In the opposing view, Myeloma UK and Asthma + Lung UK, key third sector stakeholders with an interest in innovative medicines, have said the deal shows that the Government recognises the need for higher-value medicines that can help treat those who need them the most. On the commercial side, the ABPI have said the deal will improve wider health outcomes and put the UK in a strong position to ‘attract and retain global life science investment’. Chair and CEO of British Myers Squibb (BMS) Board Chris Boerner has said that the move will mean BMS can invest $500m over the next five years in research, development and manufacturing, an outcome driven by the change to medicine pricing incentives.

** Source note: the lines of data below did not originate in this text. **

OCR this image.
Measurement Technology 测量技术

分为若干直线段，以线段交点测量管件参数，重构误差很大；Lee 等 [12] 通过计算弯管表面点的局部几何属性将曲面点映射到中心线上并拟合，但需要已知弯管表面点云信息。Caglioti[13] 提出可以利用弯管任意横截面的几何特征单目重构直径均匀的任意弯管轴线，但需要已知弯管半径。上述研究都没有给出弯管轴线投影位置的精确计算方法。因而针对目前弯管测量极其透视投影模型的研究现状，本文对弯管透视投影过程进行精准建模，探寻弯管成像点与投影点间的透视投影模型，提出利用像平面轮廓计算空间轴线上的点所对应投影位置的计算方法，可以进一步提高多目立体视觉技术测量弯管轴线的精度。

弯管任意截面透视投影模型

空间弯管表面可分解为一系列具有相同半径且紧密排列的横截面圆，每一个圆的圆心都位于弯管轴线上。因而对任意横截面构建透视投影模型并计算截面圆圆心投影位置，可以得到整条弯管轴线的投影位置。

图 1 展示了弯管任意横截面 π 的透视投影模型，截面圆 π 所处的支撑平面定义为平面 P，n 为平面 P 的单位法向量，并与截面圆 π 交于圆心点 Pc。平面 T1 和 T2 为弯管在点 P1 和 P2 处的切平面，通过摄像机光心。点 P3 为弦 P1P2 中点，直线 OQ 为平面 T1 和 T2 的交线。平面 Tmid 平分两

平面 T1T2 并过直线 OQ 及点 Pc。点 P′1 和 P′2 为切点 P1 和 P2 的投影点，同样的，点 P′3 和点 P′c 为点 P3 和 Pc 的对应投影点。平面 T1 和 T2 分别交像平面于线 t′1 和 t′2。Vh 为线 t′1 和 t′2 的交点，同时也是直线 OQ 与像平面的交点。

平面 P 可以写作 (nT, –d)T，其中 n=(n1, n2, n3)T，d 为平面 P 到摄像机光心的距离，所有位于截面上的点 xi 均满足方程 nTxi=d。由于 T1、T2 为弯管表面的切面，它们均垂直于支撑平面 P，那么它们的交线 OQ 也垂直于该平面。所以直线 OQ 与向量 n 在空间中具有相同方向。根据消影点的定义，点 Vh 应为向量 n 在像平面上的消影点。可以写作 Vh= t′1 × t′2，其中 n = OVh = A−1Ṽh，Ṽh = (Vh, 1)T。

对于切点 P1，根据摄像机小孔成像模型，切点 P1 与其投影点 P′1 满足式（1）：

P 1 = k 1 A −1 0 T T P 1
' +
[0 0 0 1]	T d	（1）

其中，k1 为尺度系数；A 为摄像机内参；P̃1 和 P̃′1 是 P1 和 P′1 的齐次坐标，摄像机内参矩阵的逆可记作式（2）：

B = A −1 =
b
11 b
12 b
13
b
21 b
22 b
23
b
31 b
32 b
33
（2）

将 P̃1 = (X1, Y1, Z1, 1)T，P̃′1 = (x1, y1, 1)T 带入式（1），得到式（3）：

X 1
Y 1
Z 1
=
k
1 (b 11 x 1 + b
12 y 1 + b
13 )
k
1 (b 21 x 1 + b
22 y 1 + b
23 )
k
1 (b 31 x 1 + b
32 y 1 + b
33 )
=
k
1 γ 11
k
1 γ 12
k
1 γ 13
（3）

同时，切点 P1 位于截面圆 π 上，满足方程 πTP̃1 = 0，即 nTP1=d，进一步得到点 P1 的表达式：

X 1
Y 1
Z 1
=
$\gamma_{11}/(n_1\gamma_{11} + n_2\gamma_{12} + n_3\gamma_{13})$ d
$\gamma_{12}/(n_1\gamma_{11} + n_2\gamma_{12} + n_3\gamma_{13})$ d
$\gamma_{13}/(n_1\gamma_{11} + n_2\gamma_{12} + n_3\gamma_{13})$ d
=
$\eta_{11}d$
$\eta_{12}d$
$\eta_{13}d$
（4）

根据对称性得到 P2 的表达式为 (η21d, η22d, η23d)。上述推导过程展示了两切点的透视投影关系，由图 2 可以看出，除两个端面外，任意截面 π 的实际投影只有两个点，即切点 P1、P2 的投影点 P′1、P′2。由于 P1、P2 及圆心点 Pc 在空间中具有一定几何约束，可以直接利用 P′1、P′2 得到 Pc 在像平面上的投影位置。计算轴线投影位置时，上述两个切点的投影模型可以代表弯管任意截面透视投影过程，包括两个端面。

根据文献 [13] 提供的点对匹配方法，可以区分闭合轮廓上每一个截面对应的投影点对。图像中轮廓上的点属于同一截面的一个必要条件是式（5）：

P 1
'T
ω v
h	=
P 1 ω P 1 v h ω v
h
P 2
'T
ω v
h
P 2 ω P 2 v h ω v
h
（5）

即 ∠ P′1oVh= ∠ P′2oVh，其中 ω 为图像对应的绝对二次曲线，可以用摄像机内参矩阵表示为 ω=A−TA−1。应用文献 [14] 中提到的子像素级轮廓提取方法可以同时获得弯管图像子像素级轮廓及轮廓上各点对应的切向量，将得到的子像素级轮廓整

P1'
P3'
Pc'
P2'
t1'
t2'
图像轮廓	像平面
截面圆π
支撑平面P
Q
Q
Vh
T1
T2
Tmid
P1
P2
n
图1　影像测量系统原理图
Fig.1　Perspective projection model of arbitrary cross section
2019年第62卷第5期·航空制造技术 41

Inevitably, pharmaceutical companies will be pleased with greater tolerance to less cost-effective medicines and the benefits of tariff-free exports. The Government will hope it can drive a tandem of better health outcomes and increased commercial investment in manufacturing and R&D, further helping to bolster health security. Despite this, it calls into question whether Streeting has fallen short in his battle with the ‘shortsighted’ pharmaceutical industry, and the consequence will be less cash in NHS managers’ hands for patients, and more in the hands of multinational pharmaceutical CEOs who may already hold too much agency over the price of modern-day healthcare.